File Removal after Database Comparison

File Removal after Database Comparison

am 03.04.2008 23:13:46 von Chris Owens

Hi all,

I'm trying to figure the logic (and therefor the code) to enable the
clean-up of a site I've inherited. Basically I have a folder that has
around 6,666 images in it that are loosely related to the information
held in a database. I say loosely because the images are uploaded (via
FTP) manually. There is no direct reference to the JPEGs in the
database, as the code on the site references them via:





Each record in the database has three related images:

Image of the front - recordid_f.jpg
Image of the side - recordid_s.jpg
Image of the back - recordid_b.jpg

Now over time records have been removed from the database, but the
images haven't been removed and as such, short of removing all images,
there is no easy way that I can think of to clear the folder (several
GB of data) whilst keeping the images that have related records in the
db.

My question is: How can I through code remove any orphaned images (that
aren't needed anymore), whilst keeping the images that still relate to
records in the database?

Any assistance/pointers/snippets would be much appreciated.

Kind regards,

Chris

Re: File Removal after Database Comparison

am 04.04.2008 04:43:24 von Preventer of Work

Chris Owens wrote:
> Hi all,
>
> I'm trying to figure the logic (and therefor the code) to enable the
> clean-up of a site I've inherited.
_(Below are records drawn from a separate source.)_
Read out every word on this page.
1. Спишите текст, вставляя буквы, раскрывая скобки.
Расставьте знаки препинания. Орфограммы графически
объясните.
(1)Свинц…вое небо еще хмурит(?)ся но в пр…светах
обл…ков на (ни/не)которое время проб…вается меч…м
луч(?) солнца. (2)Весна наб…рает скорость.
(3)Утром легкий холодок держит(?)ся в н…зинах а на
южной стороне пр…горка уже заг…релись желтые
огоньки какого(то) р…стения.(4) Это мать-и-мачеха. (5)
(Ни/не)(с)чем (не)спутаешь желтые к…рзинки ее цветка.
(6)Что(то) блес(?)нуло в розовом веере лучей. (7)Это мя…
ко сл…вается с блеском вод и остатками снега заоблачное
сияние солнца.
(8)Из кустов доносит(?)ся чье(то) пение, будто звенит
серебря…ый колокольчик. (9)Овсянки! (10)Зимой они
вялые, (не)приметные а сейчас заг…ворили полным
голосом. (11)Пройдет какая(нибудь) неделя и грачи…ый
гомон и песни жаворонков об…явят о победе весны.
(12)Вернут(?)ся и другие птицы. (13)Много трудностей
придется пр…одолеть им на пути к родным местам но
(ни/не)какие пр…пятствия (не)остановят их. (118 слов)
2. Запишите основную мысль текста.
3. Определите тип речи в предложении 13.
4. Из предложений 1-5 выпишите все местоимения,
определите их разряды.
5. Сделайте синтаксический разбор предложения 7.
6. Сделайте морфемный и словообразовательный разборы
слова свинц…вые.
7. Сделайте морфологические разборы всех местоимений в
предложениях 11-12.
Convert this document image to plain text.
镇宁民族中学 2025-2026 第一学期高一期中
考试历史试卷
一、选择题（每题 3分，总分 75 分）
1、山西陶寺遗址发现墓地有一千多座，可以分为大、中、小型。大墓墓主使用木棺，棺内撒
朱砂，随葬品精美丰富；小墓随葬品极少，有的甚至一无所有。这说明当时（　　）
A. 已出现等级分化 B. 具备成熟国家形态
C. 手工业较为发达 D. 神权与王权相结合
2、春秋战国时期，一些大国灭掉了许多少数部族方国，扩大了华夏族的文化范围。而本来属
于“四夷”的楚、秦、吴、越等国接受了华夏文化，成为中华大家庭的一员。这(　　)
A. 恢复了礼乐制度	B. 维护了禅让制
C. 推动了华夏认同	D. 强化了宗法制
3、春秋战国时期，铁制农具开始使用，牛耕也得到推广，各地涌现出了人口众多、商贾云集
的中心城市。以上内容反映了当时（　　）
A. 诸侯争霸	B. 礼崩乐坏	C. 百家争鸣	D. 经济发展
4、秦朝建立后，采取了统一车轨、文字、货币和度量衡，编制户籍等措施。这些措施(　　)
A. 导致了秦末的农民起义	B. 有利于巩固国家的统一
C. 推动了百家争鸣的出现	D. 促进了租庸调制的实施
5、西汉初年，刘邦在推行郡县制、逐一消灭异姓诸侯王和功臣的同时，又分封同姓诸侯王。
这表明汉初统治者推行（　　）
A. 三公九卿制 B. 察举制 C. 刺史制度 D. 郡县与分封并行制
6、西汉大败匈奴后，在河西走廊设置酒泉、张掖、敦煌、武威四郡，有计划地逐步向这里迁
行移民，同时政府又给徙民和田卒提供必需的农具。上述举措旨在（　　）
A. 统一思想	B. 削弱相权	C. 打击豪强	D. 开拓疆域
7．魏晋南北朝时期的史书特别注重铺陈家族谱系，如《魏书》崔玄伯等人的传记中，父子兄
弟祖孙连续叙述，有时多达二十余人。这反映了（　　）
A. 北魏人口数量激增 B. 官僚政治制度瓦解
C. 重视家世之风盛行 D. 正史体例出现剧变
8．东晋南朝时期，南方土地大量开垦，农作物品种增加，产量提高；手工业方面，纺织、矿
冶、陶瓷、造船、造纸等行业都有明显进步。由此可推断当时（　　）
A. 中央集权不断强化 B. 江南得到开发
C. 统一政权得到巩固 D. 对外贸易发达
Basically I have a folder that has
> around 6,666 images in it that are loosely related to the information
> held in a database. I say loosely because the images are uploaded (via
> FTP) manually. There is no direct reference to the JPEGs in the
> database, as the code on the site references them via:
>
>
>
>
>
> Each record in the database has three related images:
>
> Image of the front - recordid_f.jpg
> Image of the side - recordid_s.jpg
> Image of the back - recordid_b.jpg

If the image file names really contain the database id like
2177_s.jpg
2177_b.jpg
.... etc
It would be a matter of (think unix but similar in windows shell)
ls -1 *_s.jpg > fnames.txt
to capture all file names.
After that, scratch some code code together to collect the numbers
from fnames.txt entry (easy in any language).

Create new folder nearby.

write script that does this:
open database
for each number in list
.. query database for the number
.. if in the db:
.. stringify the number to recreate filenames
.. copy files to new dir

When this is done, ONLY the images you want to keep will be
in the new folder. Once you are sure it worked, delete all originals.
This is the safe way.

Faster (but test carefully first):
open database
for each number in list
.. query database for the number
.. if NOT in the db:
.. stringify the number to recreate filenames
.. delete files

>
> Now over time records have been removed from the database, but the
> images haven't been removed and as such, short of removing all images,
> there is no easy way that I can think of to clear the folder (several GB
> of data) whilst keeping the images that have related records in the db.
>
> My question is: How can I through code remove any orphaned images (that
> aren't needed anymore), whilst keeping the images that still relate to
> records in the database?
>
> Any assistance/pointers/snippets would be much appreciated.
>
> Kind regards,
>
> Chris
>

Re: File Removal after Database Comparison

am 04.04.2008 19:28:42 von Shion

Chris Owens wrote:
> I'm trying to figure the logic (and therefor the code) to enable the
> clean-up of a site I've inherited. Basically I have a folder that has
> around 6,666 images in it that are loosely related to the information
> held in a database. I say loosely because the images are uploaded (via
> FTP) manually. There is no direct reference to the JPEGs in the
> database, as the code on the site references them via:
>
>
>
>
>
> Each record in the database has three related images:
>
> Image of the front - recordid_f.jpg
> Image of the side - recordid_s.jpg
> Image of the back - recordid_b.jpg
>
> Now over time records have been removed from the database, but the
> images haven't been removed and as such, short of removing all images,
> there is no easy way that I can think of to clear the folder (several GB
> of data) whilst keeping the images that have related records in the db.

ob_end_flush();
$mysqli= new mysqli('localhost','login','pass','db');
$refid=explode("\n",shell_exec("ls -1 | sed 's/jpg//g'"));
foreach($refid AS $id) {
echo "Cheking {$id}: ";
$query="SELECT COUNT(*) FROM table_name WHERE recordid='{$id}'";
$res=$mysqli->query($query);
if(!$res->num_rows) {
echo "delete old files.";
//delete all three files at once
exec("rm -f {$id}_[bfd].jpg");
} else {
echo "Still active, we keep them";
}
echo (empty($_SERVER['SERVER_ADDR'])?'':'
')."\n";
}
$mysqli->close();
?>

This should take care of the whole thing for you, I do suggest you do run it
once with the exec("rm -f {$id}_[bfd].jpg"); commented out, that way
you can check if the deletion would be correct. This one uses mysqli, but if
you don't use it or even another database, then just modify the code a little bit.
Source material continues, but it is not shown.